In keeping with this imperative, Snyder depicts himself (in “Lifetimes with Fire”) discarding “dumb thoughts and failed ideas” by tossing them into a fire. “How many times,” he asks, “have I thrown you / back on the fire.”

Here, as often in this book, Snyder’s simple eloquence is affecting. At the same time, one can admire the poet’s phrasing and commend his sentiments without accepting all of his arguments, which are often repetitious and sometimes overstated. Has the quest for permanence always led us astray? One thinks of the heroic reconstruction of the Uffizi Museum after the flood of 1966—or, closer to home, the current effort to create a permanent monument on the site of the World Trade Center. Similarly, when Snyder approvingly reports that the “experts” recommend taking down the levees as the “best way to prevent great floods,” he seems wistfully remote from the economic realities of the Gulf States and the suffering inflicted by Katrina. And when, in “Migration/ Immigration,” he suggests that the boundaries between Canada, Mexico, and the United States be declared “null and void,” the poet Snyder, normally one of the most grounded of the planet’s inhabitants, appears to have inhaled an excess of mountain air or taken an overdose of Mahayana theory.

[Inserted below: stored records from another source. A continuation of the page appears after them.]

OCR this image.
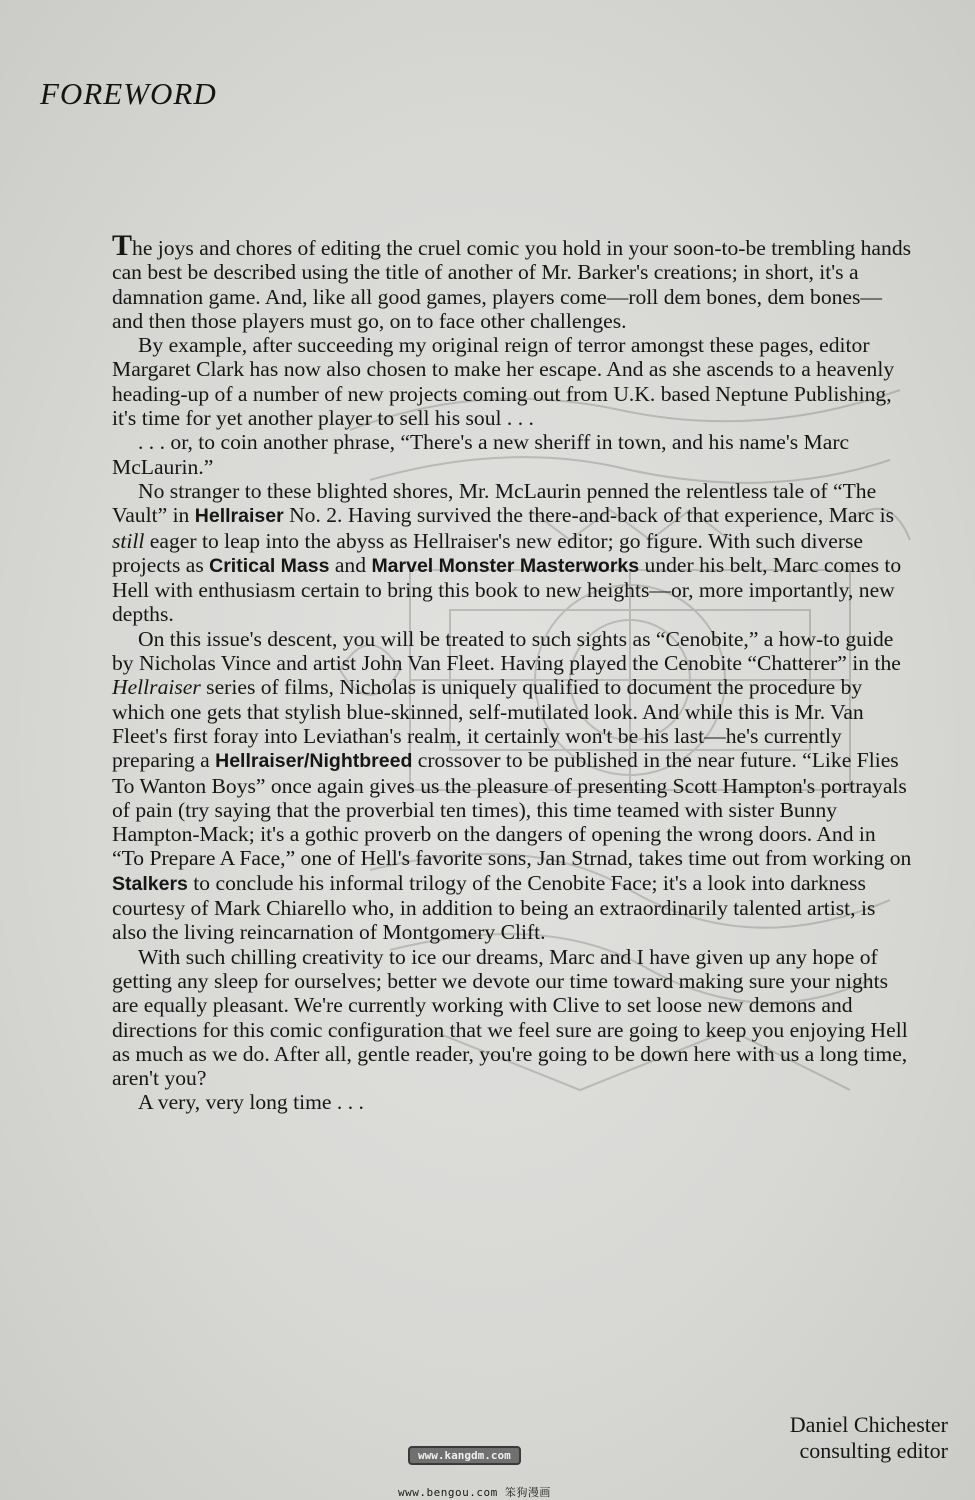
FOREWORD

The joys and chores of editing the cruel comic you hold in your soon-to-be trembling hands can best be described using the title of another of Mr. Barker's creations; in short, it's a damnation game. And, like all good games, players come—roll dem bones, dem bones—and then those players must go, on to face other challenges.

By example, after succeeding my original reign of terror amongst these pages, editor Margaret Clark has now also chosen to make her escape. And as she ascends to a heavenly heading-up of a number of new projects coming out from U.K. based Neptune Publishing, it's time for yet another player to sell his soul . . .

. . . or, to coin another phrase, “There's a new sheriff in town, and his name's Marc McLaurin.”

No stranger to these blighted shores, Mr. McLaurin penned the relentless tale of “The Vault” in Hellraiser No. 2. Having survived the there-and-back of that experience, Marc is still eager to leap into the abyss as Hellraiser's new editor; go figure. With such diverse projects as Critical Mass and Marvel Monster Masterworks under his belt, Marc comes to Hell with enthusiasm certain to bring this book to new heights—or, more importantly, new depths.

On this issue's descent, you will be treated to such sights as “Cenobite,” a how-to guide by Nicholas Vince and artist John Van Fleet. Having played the Cenobite “Chatterer” in the Hellraiser series of films, Nicholas is uniquely qualified to document the procedure by which one gets that stylish blue-skinned, self-mutilated look. And while this is Mr. Van Fleet's first foray into Leviathan's realm, it certainly won't be his last—he's currently preparing a Hellraiser/Nightbreed crossover to be published in the near future. “Like Flies To Wanton Boys” once again gives us the pleasure of presenting Scott Hampton's portrayals of pain (try saying that the proverbial ten times), this time teamed with sister Bunny Hampton-Mack; it's a gothic proverb on the dangers of opening the wrong doors. And in “To Prepare A Face,” one of Hell's favorite sons, Jan Strnad, takes time out from working on Stalkers to conclude his informal trilogy of the Cenobite Face; it's a look into darkness courtesy of Mark Chiarello who, in addition to being an extraordinarily talented artist, is also the living reincarnation of Montgomery Clift.

With such chilling creativity to ice our dreams, Marc and I have given up any hope of getting any sleep for ourselves; better we devote our time toward making sure your nights are equally pleasant. We're currently working with Clive to set loose new demons and directions for this comic configuration that we feel sure are going to keep you enjoying Hell as much as we do. After all, gentle reader, you're going to be down here with us a long time, aren't you?

A very, very long time . . .

Daniel Chichester
consulting editor
www.kangdm.com
www.bengou.com 笨狗漫画
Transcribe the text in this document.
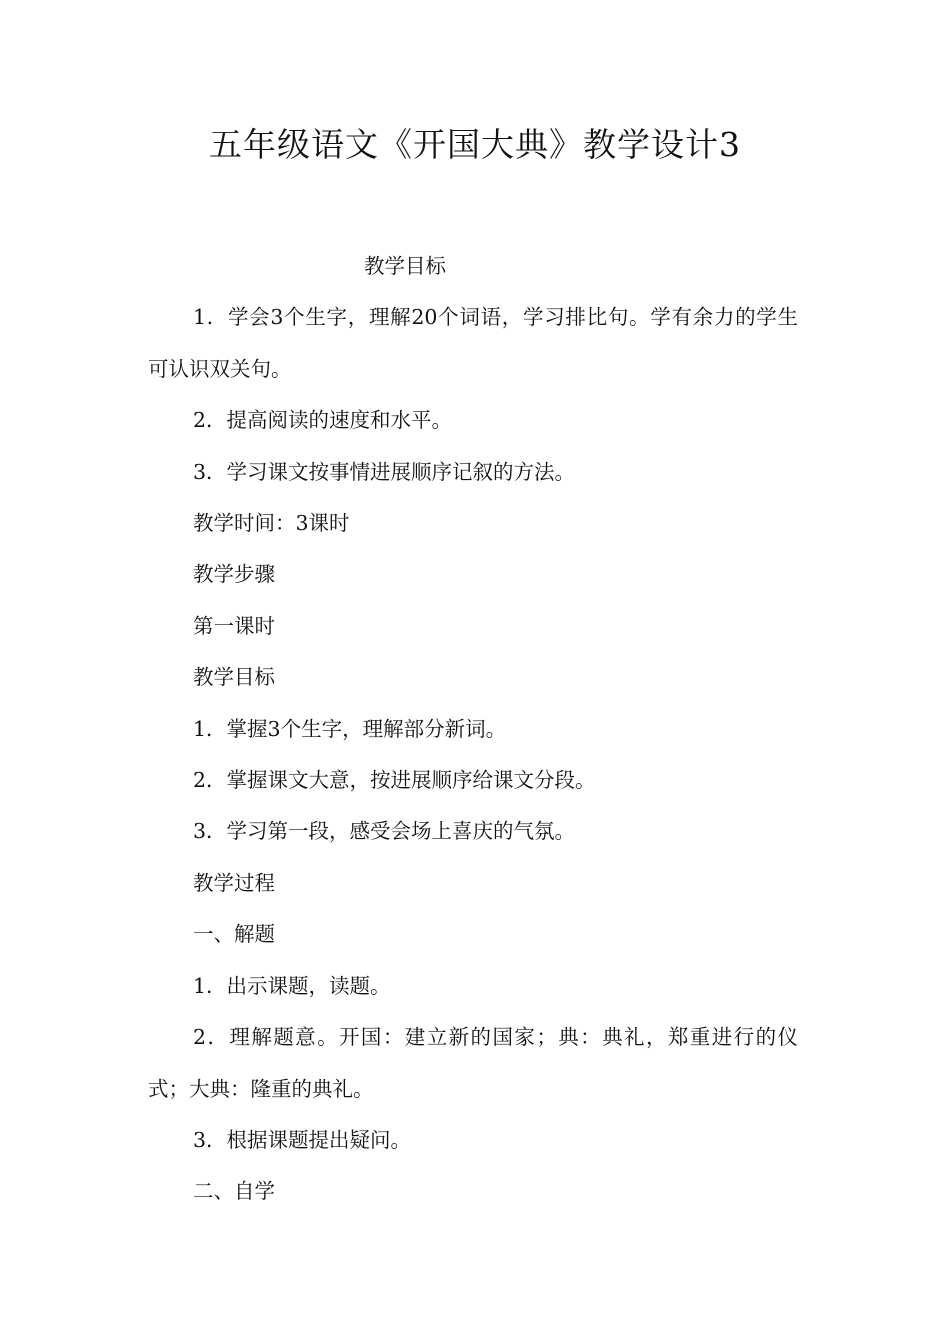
五年级语文《开国大典》教学设计3

教学目标

1．学会3个生字，理解20个词语，学习排比句。学有余力的学生可认识双关句。

2．提高阅读的速度和水平。

3．学习课文按事情进展顺序记叙的方法。

教学时间：3课时

教学步骤

第一课时

教学目标

1．掌握3个生字，理解部分新词。

2．掌握课文大意，按进展顺序给课文分段。

3．学习第一段，感受会场上喜庆的气氛。

教学过程

一、解题

1．出示课题，读题。

2．理解题意。开国：建立新的国家；典：典礼，郑重进行的仪式；大典：隆重的典礼。

3．根据课题提出疑问。

二、自学
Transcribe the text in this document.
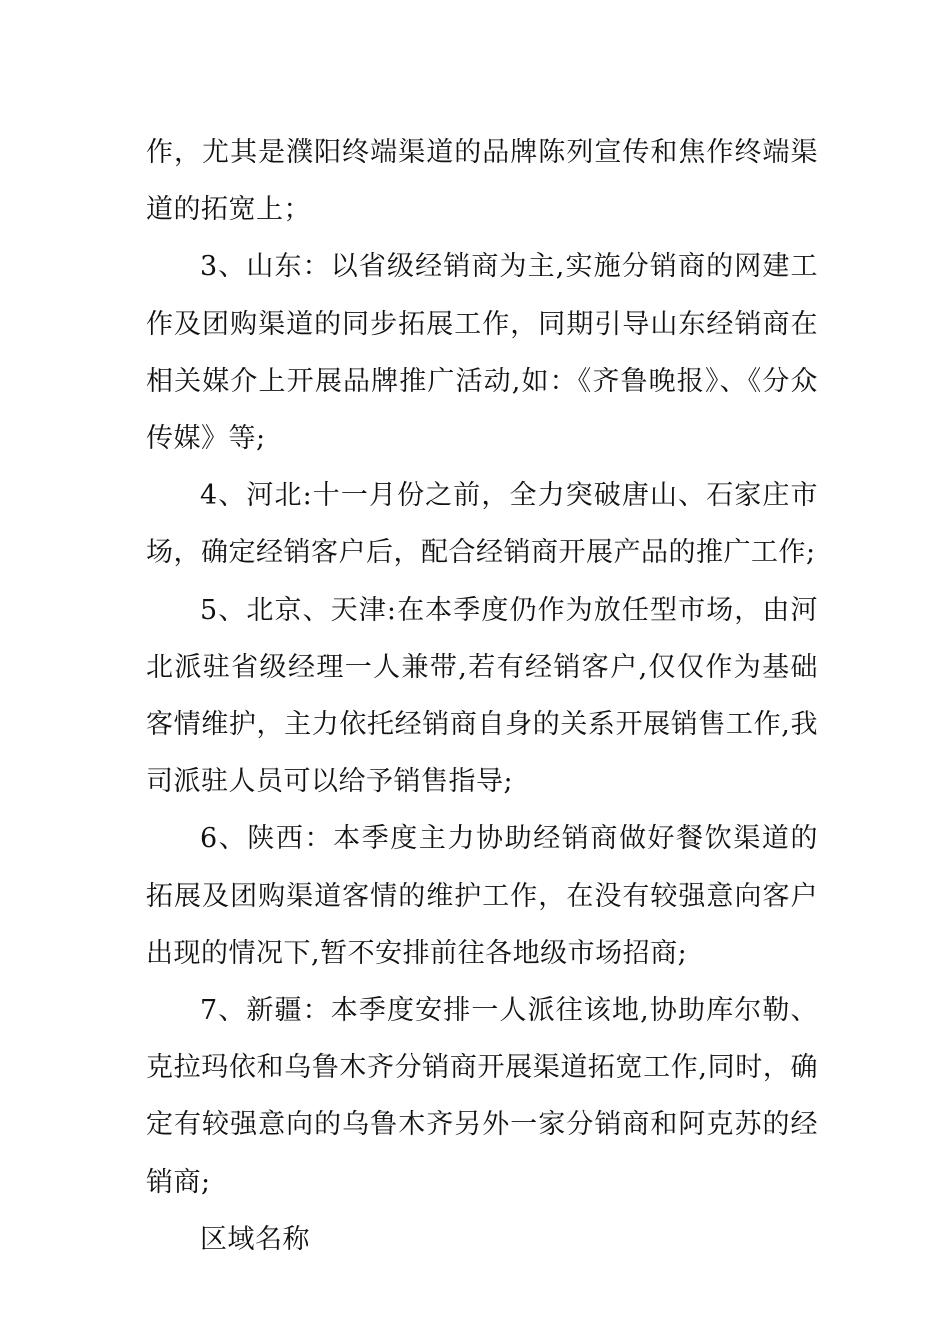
作，尤其是濮阳终端渠道的品牌陈列宣传和焦作终端渠道的拓宽上；

3、山东：以省级经销商为主,实施分销商的网建工作及团购渠道的同步拓展工作，同期引导山东经销商在相关媒介上开展品牌推广活动,如：《齐鲁晚报》、《分众传媒》等;

4、河北:十一月份之前，全力突破唐山、石家庄市场，确定经销客户后，配合经销商开展产品的推广工作;

5、北京、天津:在本季度仍作为放任型市场，由河北派驻省级经理一人兼带,若有经销客户,仅仅作为基础客情维护，主力依托经销商自身的关系开展销售工作,我司派驻人员可以给予销售指导;

6、陕西：本季度主力协助经销商做好餐饮渠道的拓展及团购渠道客情的维护工作，在没有较强意向客户出现的情况下,暂不安排前往各地级市场招商;

7、新疆：本季度安排一人派往该地,协助库尔勒、克拉玛依和乌鲁木齐分销商开展渠道拓宽工作,同时，确定有较强意向的乌鲁木齐另外一家分销商和阿克苏的经销商;

区域名称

Such oddities notwithstanding, Back on the Fire is a valuable collection, at once timely, tough-minded, and inspiring. Although his book contains poignant elegies for Allen Ginsberg and Philip Whalen and a dignified memorial page for Snyder’s wife, Carole Lynn Koda (1947–2006), Snyder’s eyes are trained most often on the present or the future, his gaze extending as far as the “sixtieth millennium.” Snyder’s speculations will be of particular interest to artists, writers, and poets, who, he notes, have often been “explorers of the wild mind.” But the general reader will also find things of value, ranging from the latest perspectives on biodiversity to practical instructions for felling trees. And for students of the dharma, who may wish to integrate Buddhist precepts and practice with environmental concern, these open-minded, openhearted essays have much to offer. With cogency and grace, they show us the Way.

BEN HOWARD is a professor emeritus of English at Alfred University in Alfred, New York, and is the author of several books of poetry. He is a longtime student of Zen and Vipassana.